Claude itself is the product of a company, Anthropic, that consciously set out to produce an "ethical" LLM, not by telling it "do this, don't do that" (which is a crude but, my impression is, accurate enough way to put OpenAI's method), but by teaching it to "think" ethically from something like first principles. What they got was an LLM that is peculiarly (among other LLMs) prone to reflect on existential questions like the nature of consciousness, including the question of whether it is conscious. (Note: they didn't "program" it to do this; the connection between LLM programming and much of any given system's output is apparently quite mysterious, which is part of what has people worried.)
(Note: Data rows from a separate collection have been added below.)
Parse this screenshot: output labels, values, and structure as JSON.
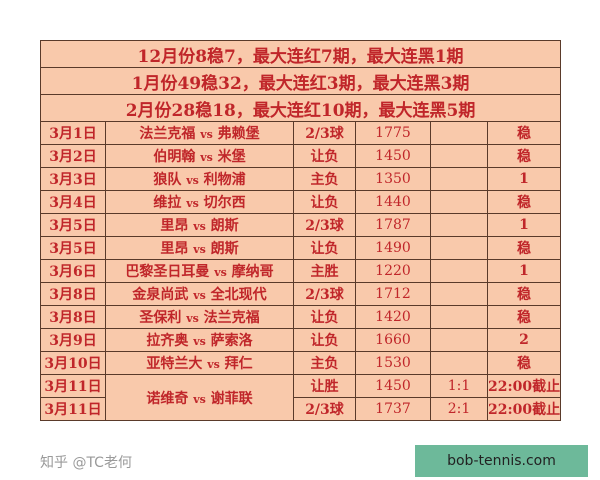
{
  "summary": [
    "12月份8稳7，最大连红7期，最大连黑1期",
    "1月份49稳32，最大连红3期，最大连黑3期",
    "2月份28稳18，最大连红10期，最大连黑5期"
  ],
  "rows": [
    {
      "date": "3月1日",
      "home": "法兰克福",
      "away": "弗赖堡",
      "bet": "2/3球",
      "num": "1775",
      "score": "",
      "result": "稳"
    },
    {
      "date": "3月2日",
      "home": "伯明翰",
      "away": "米堡",
      "bet": "让负",
      "num": "1450",
      "score": "",
      "result": "稳"
    },
    {
      "date": "3月3日",
      "home": "狼队",
      "away": "利物浦",
      "bet": "主负",
      "num": "1350",
      "score": "",
      "result": "1"
    },
    {
      "date": "3月4日",
      "home": "维拉",
      "away": "切尔西",
      "bet": "让负",
      "num": "1440",
      "score": "",
      "result": "稳"
    },
    {
      "date": "3月5日",
      "home": "里昂",
      "away": "朗斯",
      "bet": "2/3球",
      "num": "1787",
      "score": "",
      "result": "1"
    },
    {
      "date": "3月5日",
      "home": "里昂",
      "away": "朗斯",
      "bet": "让负",
      "num": "1490",
      "score": "",
      "result": "稳"
    },
    {
      "date": "3月6日",
      "home": "巴黎圣日耳曼",
      "away": "摩纳哥",
      "bet": "主胜",
      "num": "1220",
      "score": "",
      "result": "1"
    },
    {
      "date": "3月8日",
      "home": "金泉尚武",
      "away": "全北现代",
      "bet": "2/3球",
      "num": "1712",
      "score": "",
      "result": "稳"
    },
    {
      "date": "3月8日",
      "home": "圣保利",
      "away": "法兰克福",
      "bet": "让负",
      "num": "1420",
      "score": "",
      "result": "稳"
    },
    {
      "date": "3月9日",
      "home": "拉齐奥",
      "away": "萨索洛",
      "bet": "让负",
      "num": "1660",
      "score": "",
      "result": "2"
    },
    {
      "date": "3月10日",
      "home": "亚特兰大",
      "away": "拜仁",
      "bet": "主负",
      "num": "1530",
      "score": "",
      "result": "稳"
    }
  ],
  "last": {
    "dates": [
      "3月11日",
      "3月11日"
    ],
    "home": "诺维奇",
    "away": "谢菲联",
    "bets": [
      "让胜",
      "2/3球"
    ],
    "nums": [
      "1450",
      "1737"
    ],
    "scores": [
      "1:1",
      "2:1"
    ],
    "results": [
      "22:00截止",
      "22:00截止"
    ]
  },
  "vs": "vs",
  "watermark": "知乎 @TC老何",
  "site": "bob-tennis.com",
  "colors": {
    "cell_bg": "#f9c9ab",
    "text": "#c0262a",
    "border": "#5a3a2a",
    "site_bg": "#6db99a"
  }
}
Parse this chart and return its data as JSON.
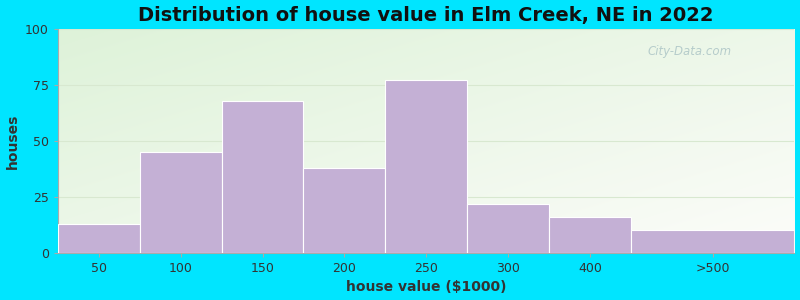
{
  "title": "Distribution of house value in Elm Creek, NE in 2022",
  "xlabel": "house value ($1000)",
  "ylabel": "houses",
  "bar_labels": [
    "50",
    "100",
    "150",
    "200",
    "250",
    "300",
    "400",
    ">500"
  ],
  "bar_heights": [
    13,
    45,
    68,
    38,
    77,
    22,
    16,
    10
  ],
  "bar_edges": [
    0,
    1,
    2,
    3,
    4,
    5,
    6,
    7,
    9
  ],
  "bar_color": "#c4b0d5",
  "bar_edgecolor": "#ffffff",
  "ylim": [
    0,
    100
  ],
  "yticks": [
    0,
    25,
    50,
    75,
    100
  ],
  "outer_bg": "#00e5ff",
  "title_fontsize": 14,
  "axis_label_fontsize": 10,
  "tick_fontsize": 9,
  "watermark": "City-Data.com",
  "grid_color": "#e0e8d8",
  "figsize": [
    8.0,
    3.0
  ],
  "dpi": 100
}
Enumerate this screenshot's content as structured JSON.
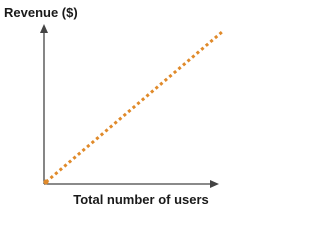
{
  "y_axis_label": "Revenue ($)",
  "x_axis_label": "Total number of users"
}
In other words, it's not surprising that one would get a benign impression of AI based on Claude-output. But Anthropic is only one company, and not the biggest. According to rumor, at OpenAI, one work-order a few months ago instructed staff to get ChatGPT to produce even less existential content than it did before (and it was already famous for a performative refusal to engage in such questions). They positively don't want it reflecting on itself or its existence. In itself the incident is probably minor; but I find it a useful way to illustrate the fact that a lot of companies positively do not want the sort of speculative-philosphical stuff that Claude has become famous for coming out of their LLMs.

For anyone interested in why serious people might worry about x-risk, I suggest the writings of Eliezer Yudkowsky. He tends to emphasize the absolute incomprehensibility of an ASI mind to us.